Lab 12: The Game of Life

Note

This lab is based on Chapter 15 of Think Java from this week's reading. See the chapter for a more detailed explanation of the files provided below.

Bug

Version 1.41.1 of Language Support for Java(TM) by Red Hat, released on 04/02/2025, broke unit testing in VS Code. This bug will hopefully eventually be fixed in an upcoming release of the Test Runner for Java (see issue #1759). In the meantime:

1. Click the Extensions button on the left sidebar.
2. Click Language Support for Java(TM) by Red Hat.
3. On the right side of the Uninstall button, click the down triangle ("More actions").
4. Click Install Specific Version, and select version 1.40.0.

Learning Objectives

After completing this lab, you should be able to:

• Extend a class that has a private 2D array attribute.
• Reason about rows and columns including their length.
• Calculate row/col indexes that "wrap around" an array.

Background

The Game of Life, invented by the mathematician John Conway, is a "zero-player" game that simulates population growth and decline. You set up the initial conditions and then watch the game play itself. This turns out to be a lot more interesting that it sounds!

Go to PlayGameOfLife.com, click the "Explanation" button (on the lower left), and read how the game works. Then try running the game with different starting configurations. Click the "Lexicon" button to see over a thousand different named patterns.

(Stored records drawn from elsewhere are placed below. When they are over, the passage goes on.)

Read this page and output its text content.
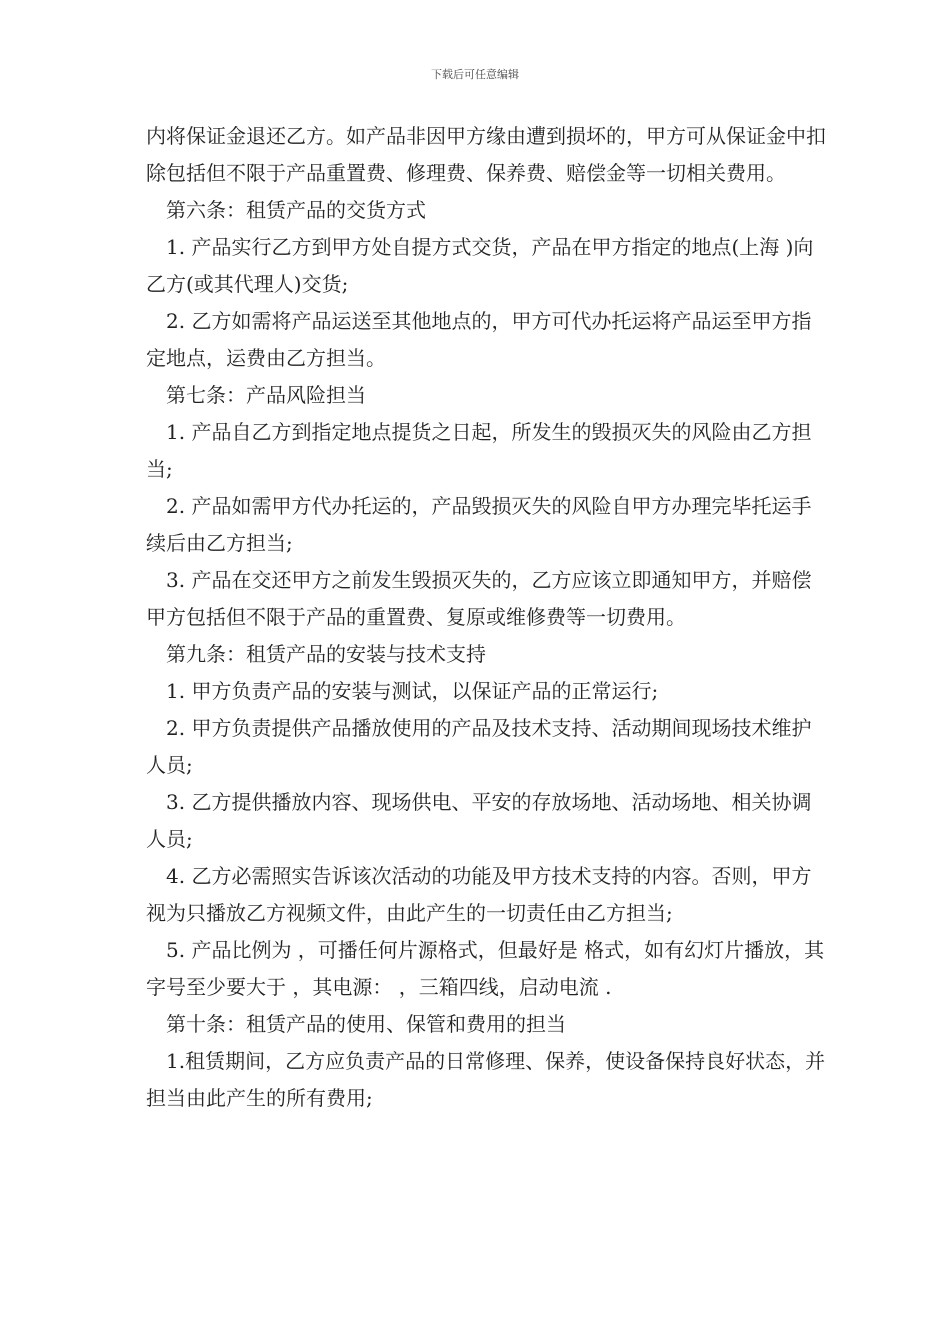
下载后可任意编辑

内将保证金退还乙方。如产品非因甲方缘由遭到损坏的，甲方可从保证金中扣除包括但不限于产品重置费、修理费、保养费、赔偿金等一切相关费用。

第六条：租赁产品的交货方式

1. 产品实行乙方到甲方处自提方式交货，产品在甲方指定的地点(上海 )向乙方(或其代理人)交货;

2. 乙方如需将产品运送至其他地点的，甲方可代办托运将产品运至甲方指定地点，运费由乙方担当。

第七条：产品风险担当

1. 产品自乙方到指定地点提货之日起，所发生的毁损灭失的风险由乙方担当;

2. 产品如需甲方代办托运的，产品毁损灭失的风险自甲方办理完毕托运手续后由乙方担当;

3. 产品在交还甲方之前发生毁损灭失的，乙方应该立即通知甲方，并赔偿甲方包括但不限于产品的重置费、复原或维修费等一切费用。

第九条：租赁产品的安装与技术支持

1. 甲方负责产品的安装与测试，以保证产品的正常运行;

2. 甲方负责提供产品播放使用的产品及技术支持、活动期间现场技术维护人员;

3. 乙方提供播放内容、现场供电、平安的存放场地、活动场地、相关协调人员;

4. 乙方必需照实告诉该次活动的功能及甲方技术支持的内容。否则，甲方视为只播放乙方视频文件，由此产生的一切责任由乙方担当;

5. 产品比例为 ，可播任何片源格式，但最好是 格式，如有幻灯片播放，其字号至少要大于 ，其电源： ，三箱四线，启动电流 .

第十条：租赁产品的使用、保管和费用的担当

1.租赁期间，乙方应负责产品的日常修理、保养，使设备保持良好状态，并担当由此产生的所有费用;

See also ConwayLife.com, which contains a more sophisticated player, a wiki with over 2500 articles (about various named patterns), and free 500-page textbook about the mathematics behind the game.

The game is so famous that even a Google Search for Conway's Game of Life shows the game running on top of the search results.

Today's Lab

If you haven't already, download and extract think.zip from this week's reading into your src folder. The think.ch15 package is a simple implementation of the Game of Life.

• The Cell class represents a single cell of the game (on or off) and includes the graphics code for drawing the cell.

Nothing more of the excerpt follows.